To Moving Image! Or rather not to Moving Image on Tuesday evening. We did have plans to go along to the village cinema to catch the screening of The Essex Ways film. A quick shifty with the online trailer, and you can actually watch the whole film at home via YouTube. It would be rude not to.
Never say that I am keen on saving money, plus various household bits and bobs got in the way of a trip out to the village cinema. We made sure we had a clear path, so to speak, and then fired up the YouTube video with a strict rule of no phones or other distractions.
It’s more of an online film to watch, tbh than paying to watch it at a semi-pro village cinema. It follows the footsteps of James, a young man who decides to walk the Essex Way and record his adventures on camera.
I thought that we had walked the Essex Way a couple of months ago. My lack of local knowledge puts me to shame. We walked about a tenth of the Essex Way as we made our way from Manningtree over towards Harwich.
James completes the real serious business, pretty much circumnavigating the entire county, starting in Epping and then being washed up in Tilbury.
In between, he takes in many locations that are on the edge of our patch. The nearest he comes to us is Brightlingsea. Hesomehow manages to skirt away from Colchester. Walton, Frinton and Mersey Island all feature.
The film is a homage towards nature. There’s a very powerful message that is superbly told by James as he weaves in his personal narrative connected to the county, and a wider picture of declining nature and global warming.
We debated at first what time of year their film was shot. He mentions St. George’s Day midway through, which is the dead giveaway. It seems a perfect time of year to capture this county. Spring is pretty much in full bloom, and he seemed to have picked a favourable time when it comes to the weather.
It left me feeling that we have so much more to explore around these estuary wilds parts. He makes it to the other side of the Blackwater Estuary, something which, to my shame, I have yet to do.

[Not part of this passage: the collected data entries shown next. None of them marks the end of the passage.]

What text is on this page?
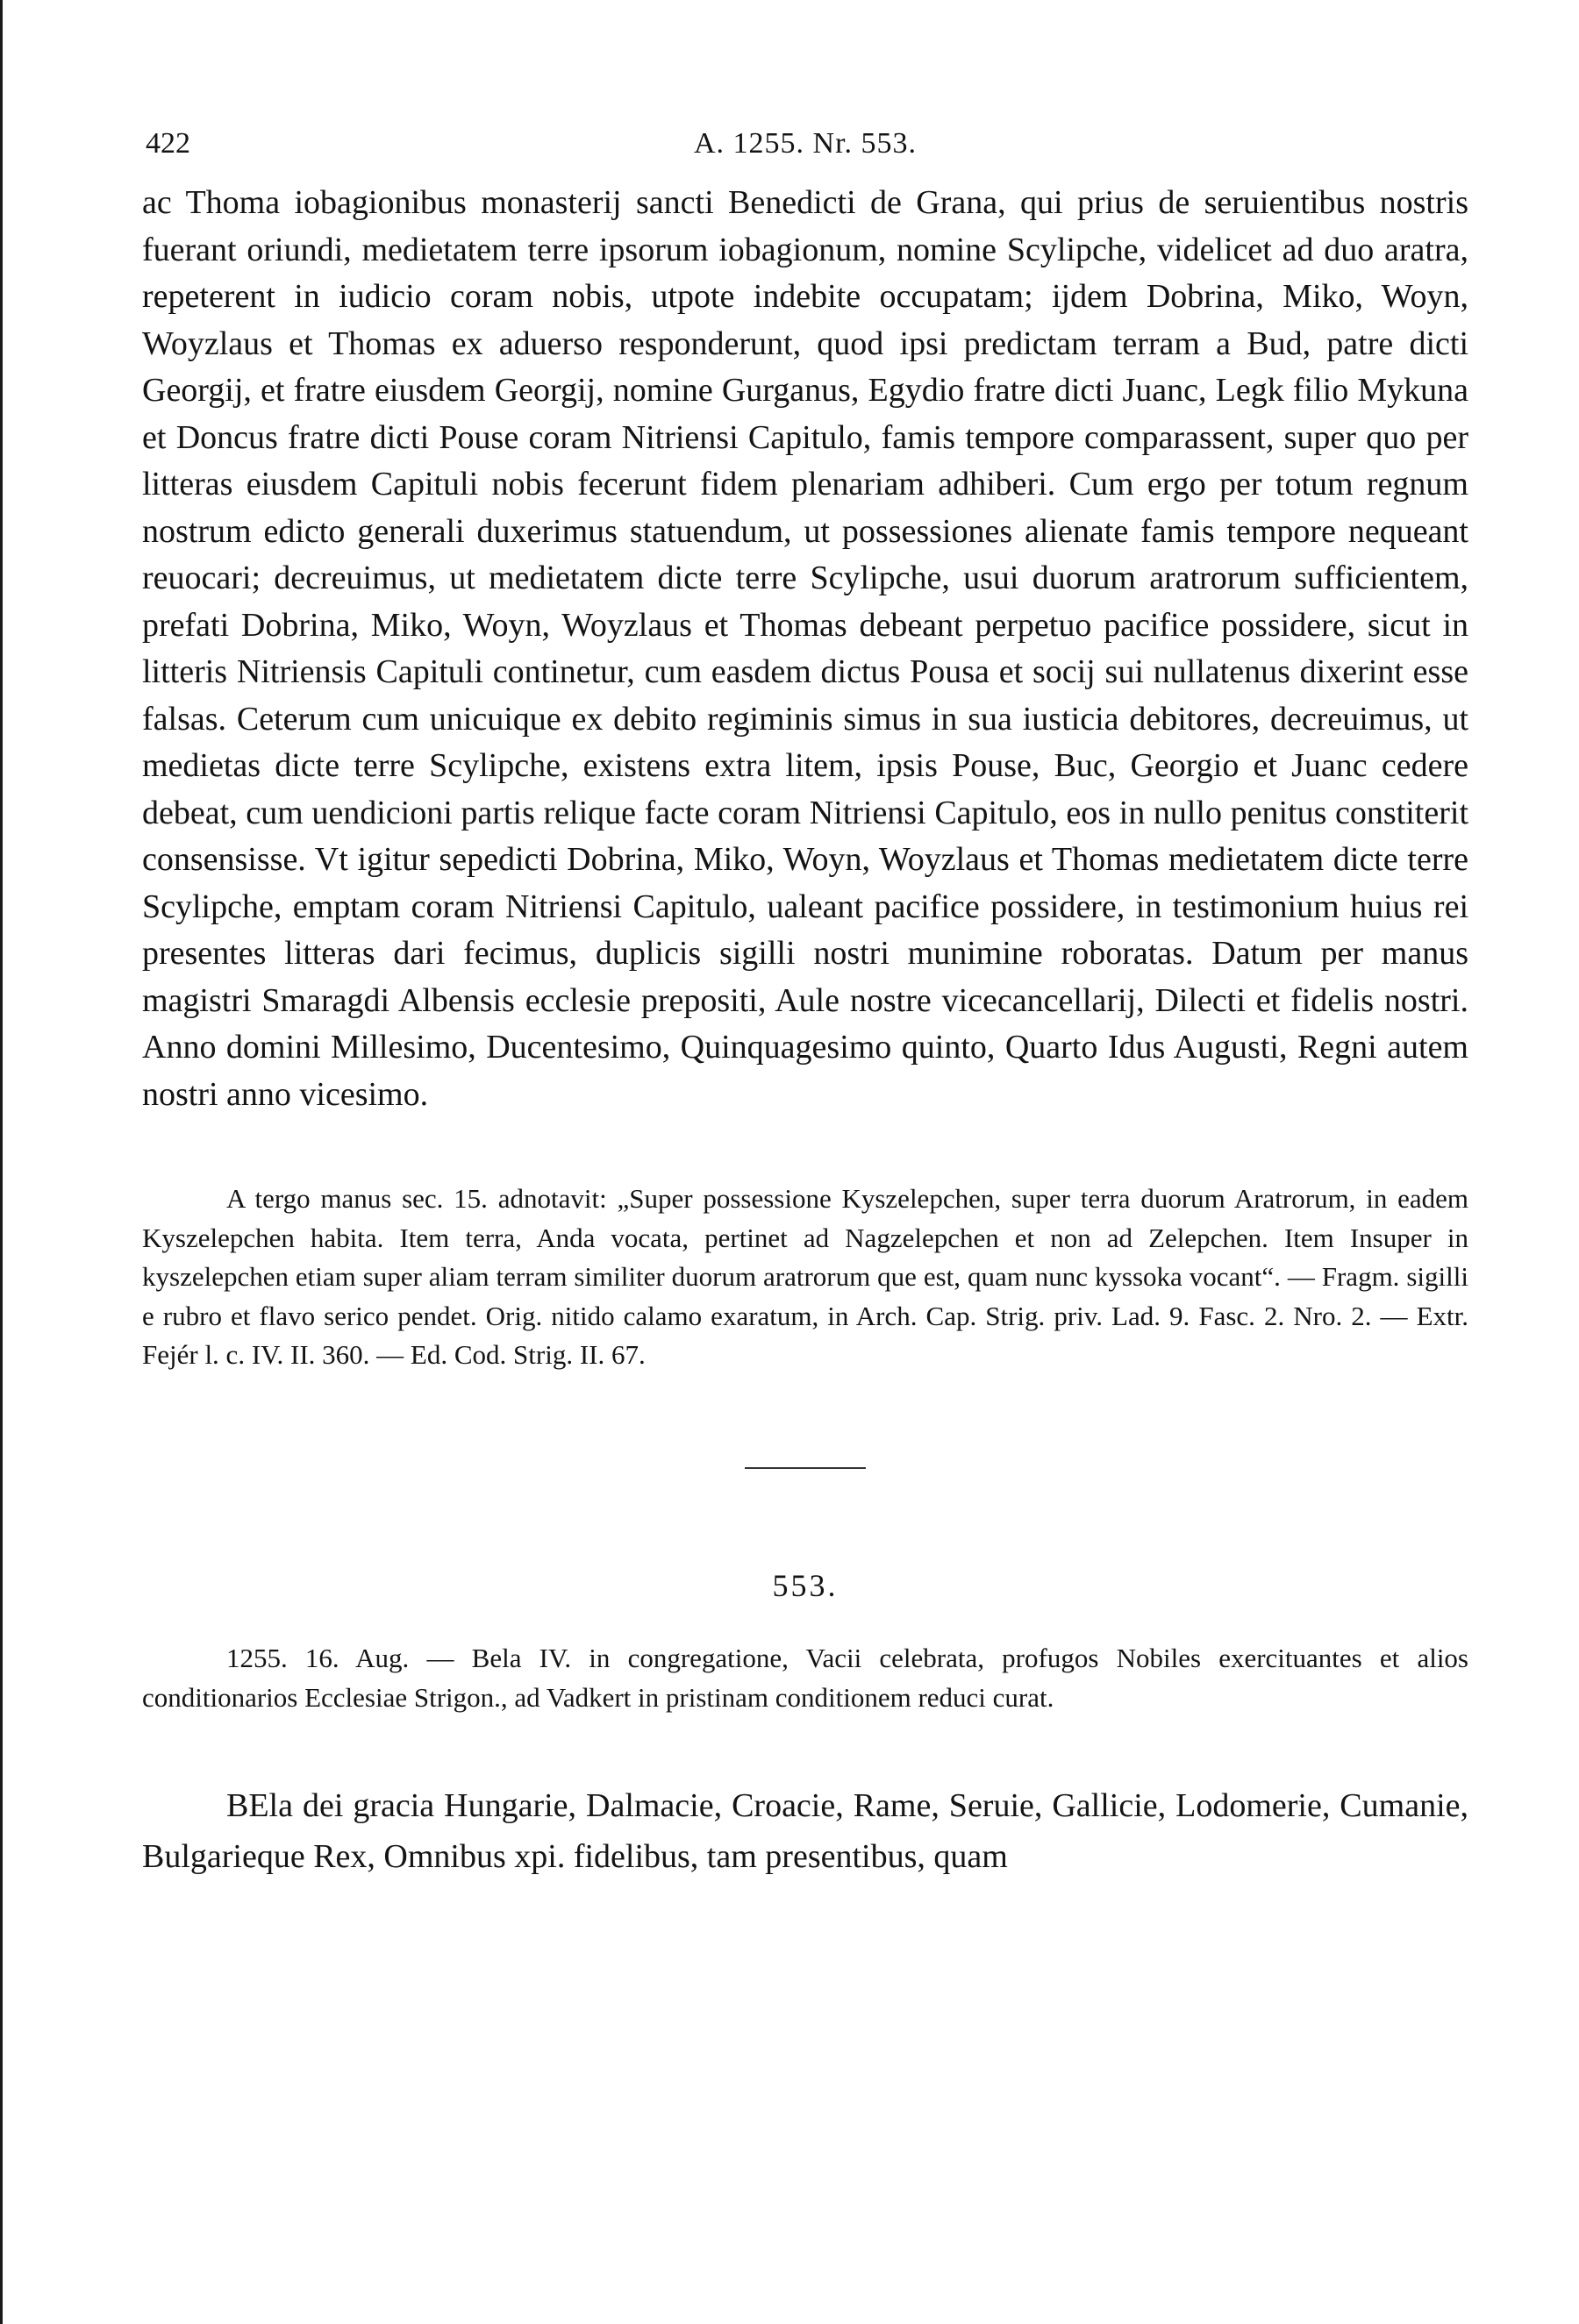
422	A. 1255. Nr. 553.

ac Thoma iobagionibus monasterij sancti Benedicti de Grana, qui prius de seruientibus nostris fuerant oriundi, medietatem terre ipsorum iobagionum, nomine Scylipche, videlicet ad duo aratra, repeterent in iudicio coram nobis, utpote indebite occupatam; ijdem Dobrina, Miko, Woyn, Woyzlaus et Thomas ex aduerso responderunt, quod ipsi predictam terram a Bud, patre dicti Georgij, et fratre eiusdem Georgij, nomine Gurganus, Egydio fratre dicti Juanc, Legk filio Mykuna et Doncus fratre dicti Pouse coram Nitriensi Capitulo, famis tempore comparassent, super quo per litteras eiusdem Capituli nobis fecerunt fidem plenariam adhiberi. Cum ergo per totum regnum nostrum edicto generali duxerimus statuendum, ut possessiones alienate famis tempore nequeant reuocari; decreuimus, ut medietatem dicte terre Scylipche, usui duorum aratrorum sufficientem, prefati Dobrina, Miko, Woyn, Woyzlaus et Thomas debeant perpetuo pacifice possidere, sicut in litteris Nitriensis Capituli continetur, cum easdem dictus Pousa et socij sui nullatenus dixerint esse falsas. Ceterum cum unicuique ex debito regiminis simus in sua iusticia debitores, decreuimus, ut medietas dicte terre Scylipche, existens extra litem, ipsis Pouse, Buc, Georgio et Juanc cedere debeat, cum uendicioni partis relique facte coram Nitriensi Capitulo, eos in nullo penitus constiterit consensisse. Vt igitur sepedicti Dobrina, Miko, Woyn, Woyzlaus et Thomas medietatem dicte terre Scylipche, emptam coram Nitriensi Capitulo, ualeant pacifice possidere, in testimonium huius rei presentes litteras dari fecimus, duplicis sigilli nostri munimine roboratas. Datum per manus magistri Smaragdi Albensis ecclesie prepositi, Aule nostre vicecancellarij, Dilecti et fidelis nostri. Anno domini Millesimo, Ducentesimo, Quinquagesimo quinto, Quarto Idus Augusti, Regni autem nostri anno vicesimo.

A tergo manus sec. 15. adnotavit: „Super possessione Kyszelepchen, super terra duorum Aratrorum, in eadem Kyszelepchen habita. Item terra, Anda vocata, pertinet ad Nagzelepchen et non ad Zelepchen. Item Insuper in kyszelepchen etiam super aliam terram similiter duorum aratrorum que est, quam nunc kyssoka vocant“. — Fragm. sigilli e rubro et flavo serico pendet. Orig. nitido calamo exaratum, in Arch. Cap. Strig. priv. Lad. 9. Fasc. 2. Nro. 2. — Extr. Fejér l. c. IV. II. 360. — Ed. Cod. Strig. II. 67.

553.

1255. 16. Aug. — Bela IV. in congregatione, Vacii celebrata, profugos Nobiles exercituantes et alios conditionarios Ecclesiae Strigon., ad Vadkert in pristinam conditionem reduci curat.

BEla dei gracia Hungarie, Dalmacie, Croacie, Rame, Seruie, Gallicie, Lodomerie, Cumanie, Bulgarieque Rex, Omnibus xpi. fidelibus, tam presentibus, quam
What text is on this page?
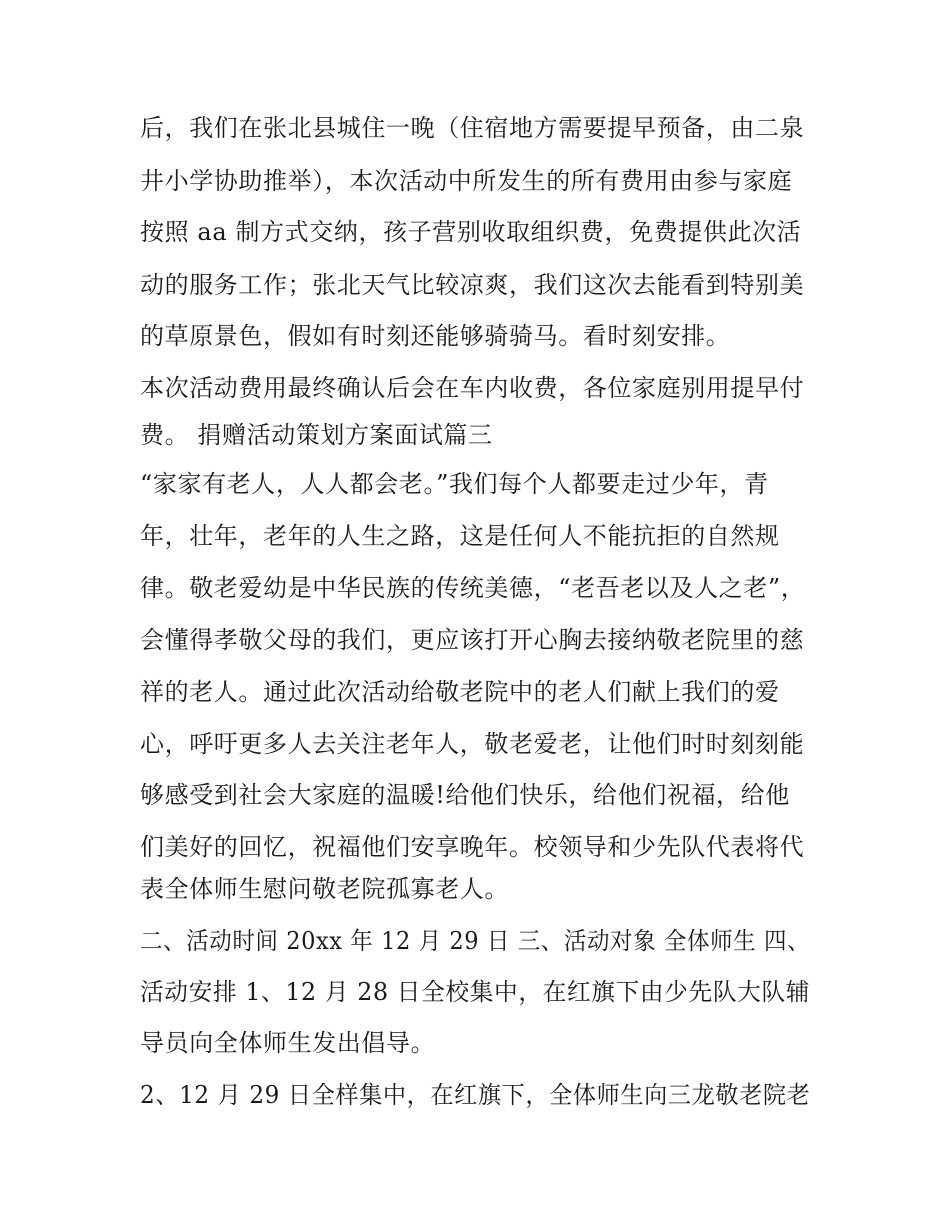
后，我们在张北县城住一晚（住宿地方需要提早预备，由二泉
井小学协助推举），本次活动中所发生的所有费用由参与家庭
按照 aa 制方式交纳，孩子营别收取组织费，免费提供此次活
动的服务工作；张北天气比较凉爽，我们这次去能看到特别美
的草原景色，假如有时刻还能够骑骑马。看时刻安排。
本次活动费用最终确认后会在车内收费，各位家庭别用提早付
费。 捐赠活动策划方案面试篇三
“家家有老人，人人都会老。”我们每个人都要走过少年，青
年，壮年，老年的人生之路，这是任何人不能抗拒的自然规
律。敬老爱幼是中华民族的传统美德，“老吾老以及人之老”，
会懂得孝敬父母的我们，更应该打开心胸去接纳敬老院里的慈
祥的老人。通过此次活动给敬老院中的老人们献上我们的爱
心，呼吁更多人去关注老年人，敬老爱老，让他们时时刻刻能
够感受到社会大家庭的温暖!给他们快乐，给他们祝福，给他
们美好的回忆，祝福他们安享晚年。校领导和少先队代表将代
表全体师生慰问敬老院孤寡老人。
二、活动时间 20xx 年 12 月 29 日 三、活动对象 全体师生 四、
活动安排 1、12 月 28 日全校集中，在红旗下由少先队大队辅
导员向全体师生发出倡导。
2、12 月 29 日全样集中，在红旗下，全体师生向三龙敬老院老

He also addresses many of the Essex stereotypes. This is the great misunderstood county. I was surprised, and also very pleased, to hear him address class snobbery.
Within that, he also identified a north-south Essex divide. He came out with the conclusion of there being one Essex. He also managed to drop in the Crass slogan of the only war is the class war. Later in the credits, we see how Crass members were involved with the film.
His final destination of Tilbury seemed to symbolise what the whole film has been about. He describes being on the edges of London, with Tilbury being a mix of nature as well as something of a dumping ground. This is illustrated quite literally in the form of Tilbury being once a dumping ground for London.
There is optimism in the final scenes from Tilbury. Nature has reclaimed the slag heaps and is managing to work its wonders in disguising what London has done to the outer edges of the county. It was a very optimistic message in which to end.
I still have much more walking around these parts to do.